Fix bulk indexing problems with Elasticsearch 1.0

mozilla / elasticutils

[deprecated] A friendly chainable ElasticSearch interface for python

http://elasticutils.rtfd.org

BSD 3-Clause "New" or "Revised" License

243 stars 76 forks source link

Fix bulk indexing problems with Elasticsearch 1.0 #242

Closed willkg closed 10 years ago

willkg commented 10 years ago

In order for ElasticUtils to work for both Elasticsearch 0.90 and Elasticsearch 1.0 using elasticsearch-py 0.4.5, we need to do some monkey-patching of elasticsearch-py.

In this case, calling Elasticsearch.client.bulk() returns an 'ok' field with ES 0.90 and a 'status' field with ES 1.0. This patch sets the 'ok' field based on the 'status' field so that the bulk indexing infrastructure in elasticsearch-py 0.4.5 is testing the right thing and not raising BulkIndexingErrors.

Fixes #241

willkg commented 10 years ago

This is kind of gross, but I don't see another way to do this.

Incidentally, this path might be fraught with danger since there are many API differences between ES 0.90 and 1.0, but I want to get as far as we can because if we can get most of the way, that's probably good enough for an EU 0.10 to ease the migration path for all the things.

willkg commented 10 years ago

Travis is currently testing changes with both Elasticsearch 0.90 and Elasticsearch 1.0. So if it's happy, we're good on that front.

Mostly, I need a code review here. Is the code crazy-pants? Is there a nicer way to do it?

Wilfred commented 10 years ago

This looks completely reasonable to me.

Long term, it would probably make sense to move to support elasticsearch-py 1.0. Perhaps EU could throw an exception if the user had elasticsearch-py 0.4.X installed for talking to a 1.0 elasticsearch machine, and vice versa?
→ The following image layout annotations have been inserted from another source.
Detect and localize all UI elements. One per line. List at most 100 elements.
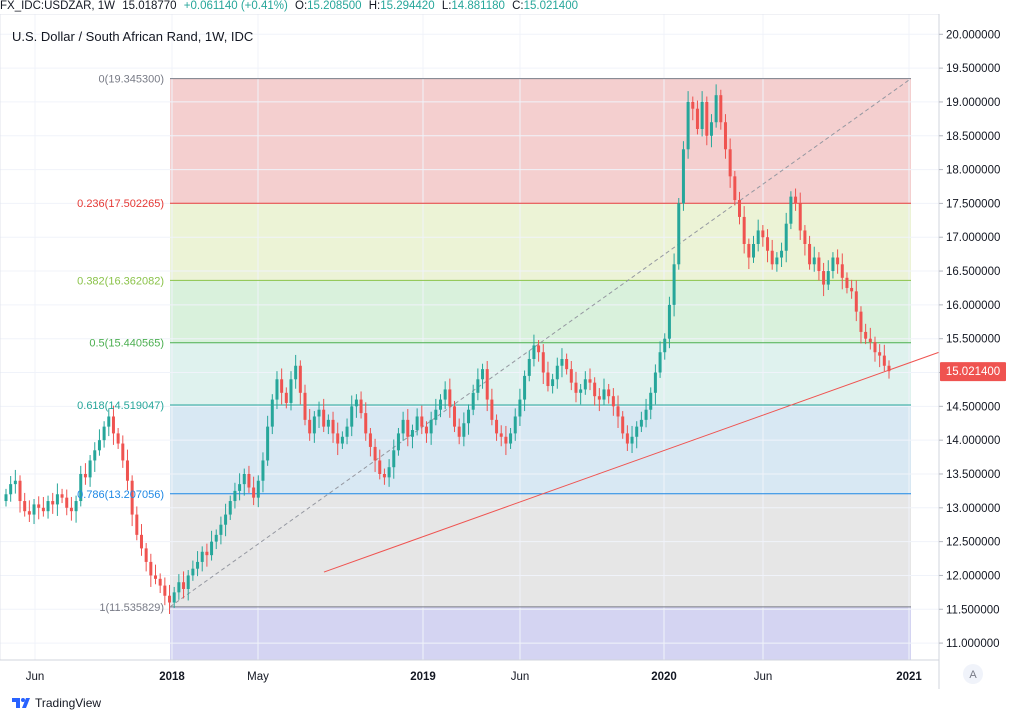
candle bbox=[154, 564, 158, 585]
grid-lines bbox=[0, 14, 939, 660]
candle bbox=[149, 553, 153, 587]
candle-body bbox=[65, 497, 69, 508]
x-tick-label: 2021 bbox=[896, 671, 922, 683]
candle bbox=[111, 405, 115, 445]
fib-label-1: 1(11.535829) bbox=[99, 602, 164, 614]
candle-body bbox=[224, 514, 228, 525]
candle-body bbox=[481, 369, 485, 380]
candle bbox=[812, 246, 816, 272]
x-tick-label: 2020 bbox=[651, 671, 677, 683]
y-tick-label: 16.000000 bbox=[946, 300, 1000, 312]
candle bbox=[794, 188, 798, 211]
candle-body bbox=[653, 372, 657, 393]
candle-body bbox=[382, 473, 386, 478]
candle-body bbox=[789, 196, 793, 224]
candle-body bbox=[691, 101, 695, 109]
candle bbox=[88, 455, 92, 487]
candle-body bbox=[770, 250, 774, 265]
candle-body bbox=[139, 534, 143, 549]
candle-body bbox=[574, 382, 578, 393]
candle bbox=[737, 191, 741, 225]
candle bbox=[607, 384, 611, 404]
candle bbox=[766, 229, 770, 263]
candle bbox=[663, 333, 667, 360]
candle-body bbox=[97, 440, 101, 451]
candle bbox=[60, 488, 64, 504]
candle-body bbox=[210, 541, 214, 556]
trend-line bbox=[323, 351, 940, 573]
candle bbox=[770, 239, 774, 270]
candle bbox=[518, 388, 522, 426]
candle-body bbox=[298, 365, 302, 393]
last-price-badge-text: 15.021400 bbox=[946, 366, 1000, 378]
candle bbox=[513, 408, 517, 441]
candle bbox=[719, 89, 723, 130]
candle-body bbox=[752, 243, 756, 258]
candle-body bbox=[396, 433, 400, 451]
candle bbox=[868, 327, 872, 350]
candle bbox=[93, 442, 97, 472]
candle bbox=[887, 360, 891, 379]
candle bbox=[97, 429, 101, 456]
candle-body bbox=[868, 338, 872, 343]
candle bbox=[714, 84, 718, 128]
tradingview-brand: TradingView bbox=[35, 696, 102, 710]
candle-body bbox=[18, 480, 22, 502]
fib-label-0.786: 0.786(13.207056) bbox=[77, 489, 164, 501]
fib-label-0.382: 0.382(16.362082) bbox=[77, 275, 164, 287]
candle bbox=[233, 482, 237, 509]
candle bbox=[354, 394, 358, 418]
candle-body bbox=[364, 413, 368, 434]
candle-body bbox=[850, 287, 854, 292]
candle-body bbox=[429, 419, 433, 434]
candle-body bbox=[677, 203, 681, 265]
candle-body bbox=[728, 149, 732, 177]
candle-body bbox=[709, 122, 713, 136]
tradingview-logo[interactable]: TradingView bbox=[12, 696, 101, 710]
candle bbox=[326, 414, 330, 435]
candle-body bbox=[205, 551, 209, 556]
candle bbox=[308, 409, 312, 441]
candle-body bbox=[261, 460, 265, 481]
candle-body bbox=[602, 389, 606, 400]
y-tick-label: 12.500000 bbox=[946, 537, 1000, 549]
candle bbox=[443, 381, 447, 410]
auto-scale-button[interactable]: A bbox=[963, 664, 983, 684]
candle bbox=[509, 427, 513, 449]
candle-body bbox=[471, 392, 475, 410]
candle bbox=[242, 468, 246, 496]
x-tick-label: 2018 bbox=[159, 671, 185, 683]
symbol-name[interactable]: FX_IDC:USDZAR, 1W bbox=[0, 0, 116, 12]
last-price: 15.018770 bbox=[122, 0, 177, 12]
candle bbox=[850, 279, 854, 299]
candle-body bbox=[186, 575, 190, 589]
candle bbox=[569, 361, 573, 391]
fib-zone-4 bbox=[170, 405, 911, 494]
candle bbox=[728, 138, 732, 188]
candle bbox=[32, 499, 36, 525]
candle bbox=[266, 415, 270, 466]
candle-body bbox=[219, 524, 223, 535]
candle-body bbox=[168, 595, 172, 603]
candle bbox=[65, 489, 69, 516]
time-axis: Jun 2018 May 2019 Jun 2020 Jun 2021 bbox=[26, 671, 923, 683]
candle bbox=[504, 425, 508, 456]
candle bbox=[836, 249, 840, 274]
candle-body bbox=[504, 436, 508, 444]
candle bbox=[270, 394, 274, 435]
candle bbox=[551, 373, 555, 394]
candle-body bbox=[111, 416, 115, 434]
candle-body bbox=[878, 352, 882, 356]
close-value: 15.021400 bbox=[523, 0, 578, 12]
candle bbox=[298, 360, 302, 405]
candle bbox=[854, 280, 858, 322]
candle bbox=[532, 334, 536, 367]
candle bbox=[429, 411, 433, 445]
price-chart[interactable]: 0(19.345300) 0.236(17.502265) 0.382(16.362… bbox=[0, 13, 1011, 689]
candle bbox=[621, 411, 625, 439]
candle-body bbox=[149, 561, 153, 576]
candle bbox=[644, 398, 648, 428]
candle bbox=[560, 348, 564, 378]
chart-frame[interactable]: 0(19.345300) 0.236(17.502265) 0.382(16.362… bbox=[0, 13, 1011, 689]
candle-body bbox=[275, 379, 279, 400]
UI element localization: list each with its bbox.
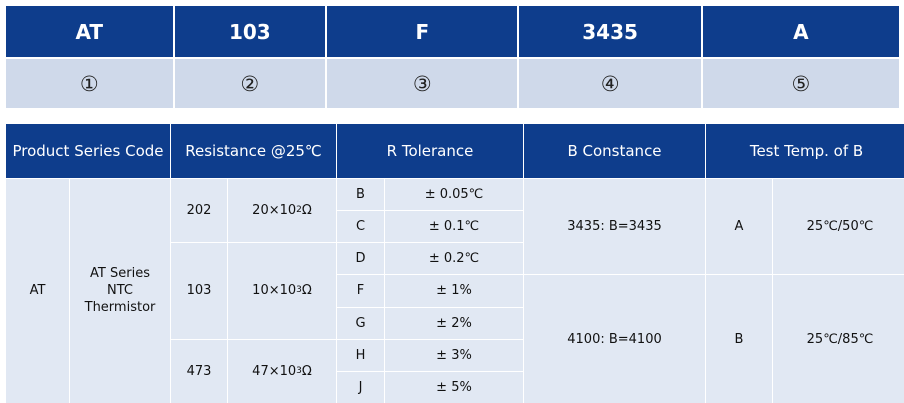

willkg commented 10 years ago

elasticsearch-py 1.0+ doesn't support Elasticsearch 0.90. So, yes--we definitely want to switch but can't for this version without doing more hackery.

Plus there's no way to know what Elasticsearch EU is talking to without talking to it and I don't think we want to be asking Elasticsearch that all the time. Plus I'm not sure if people run in environments that have multiple Elasticsearch clusters of different versions (I really hope not).